As the Mob pulled him down the steep slope of the West Bow they broke into a draper’s shop for a length of rope, leaving a guinea to pay for it as they left. The vast crowd secured the rope from a dyer’s pole close by the shadows of the gallows where he had ordered his men to open fire on the people. Those people now took the vengeance on the unlucky policeman as he was lynched. Even as he struggled for life he was beaten and battered before the crowd dropped him to the ground before pulling his still living body aloft again. This was done three times before death finally claimed Porteous and his awful suffering finally ceased under the blows of a Lochaber axe. His corpse was left to dangle for the amusement of the masses who as quickly as they had formed now split asunder to return to their normal tasks as though they had never been part of the lynching.
Government attempts to find the ringleaders of the riots were in vain, despite a reward of £200 being offered – a fortune in those days. None would talk and the few men arrested were soon acquitted due to lack of evidence. No’one had seen anything out of the ordinary that evening in early September!

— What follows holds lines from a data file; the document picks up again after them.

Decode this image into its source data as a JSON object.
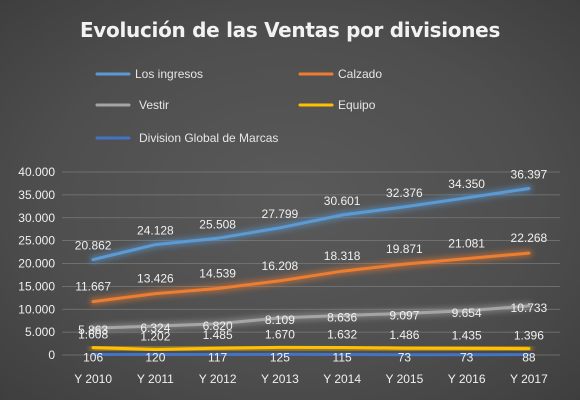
{
  "chart_data": {
    "type": "line",
    "title": "Evolución de las Ventas por divisiones",
    "categories": [
      "Y 2010",
      "Y 2011",
      "Y 2012",
      "Y 2013",
      "Y 2014",
      "Y 2015",
      "Y 2016",
      "Y 2017"
    ],
    "ylim": [
      0,
      40000
    ],
    "yticks": [
      0,
      5000,
      10000,
      15000,
      20000,
      25000,
      30000,
      35000,
      40000
    ],
    "ytick_labels": [
      "0",
      "5.000",
      "10.000",
      "15.000",
      "20.000",
      "25.000",
      "30.000",
      "35.000",
      "40.000"
    ],
    "grid": true,
    "legend_position": "top",
    "series": [
      {
        "name": "Los ingresos",
        "color": "#5b9bd5",
        "values": [
          20862,
          24128,
          25508,
          27799,
          30601,
          32376,
          34350,
          36397
        ],
        "labels": [
          "20.862",
          "24.128",
          "25.508",
          "27.799",
          "30.601",
          "32.376",
          "34.350",
          "36.397"
        ]
      },
      {
        "name": "Calzado",
        "color": "#ed7d31",
        "values": [
          11667,
          13426,
          14539,
          16208,
          18318,
          19871,
          21081,
          22268
        ],
        "labels": [
          "11.667",
          "13.426",
          "14.539",
          "16.208",
          "18.318",
          "19.871",
          "21.081",
          "22.268"
        ]
      },
      {
        "name": "Vestir",
        "color": "#a5a5a5",
        "values": [
          5863,
          6324,
          6820,
          8109,
          8636,
          9097,
          9654,
          10733
        ],
        "labels": [
          "5.863",
          "6.324",
          "6.820",
          "8.109",
          "8.636",
          "9.097",
          "9.654",
          "10.733"
        ]
      },
      {
        "name": "Equipo",
        "color": "#ffc000",
        "values": [
          1608,
          1202,
          1485,
          1670,
          1632,
          1486,
          1435,
          1396
        ],
        "labels": [
          "1.608",
          "1.202",
          "1.485",
          "1.670",
          "1.632",
          "1.486",
          "1.435",
          "1.396"
        ]
      },
      {
        "name": "Division Global de Marcas",
        "color": "#4472c4",
        "values": [
          106,
          120,
          117,
          125,
          115,
          73,
          73,
          88
        ],
        "labels": [
          "106",
          "120",
          "117",
          "125",
          "115",
          "73",
          "73",
          "88"
        ]
      }
    ]
  }
}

Captain John Porteous was buried in Greyfriar’s Churchyard, near the Grassmarket and the scene of his cruel death. For many years his grave was only marked by a simple post marked ‘P 1736’ until Edinburgh Corporation placed a small inscribed memorial on his grave.
The hated Tolbooth Prison is long gone but just beside St Giles Kirk there are a set of cobblestones laid out in the shape of a heart – the ‘Heart of Midlothian’ – at the site of where the prison door once stood. It is today a tradition for the citizens of Edinburgh to spit on the heart as they go by for good luck and as a continuing act of contempt for that reviled institution.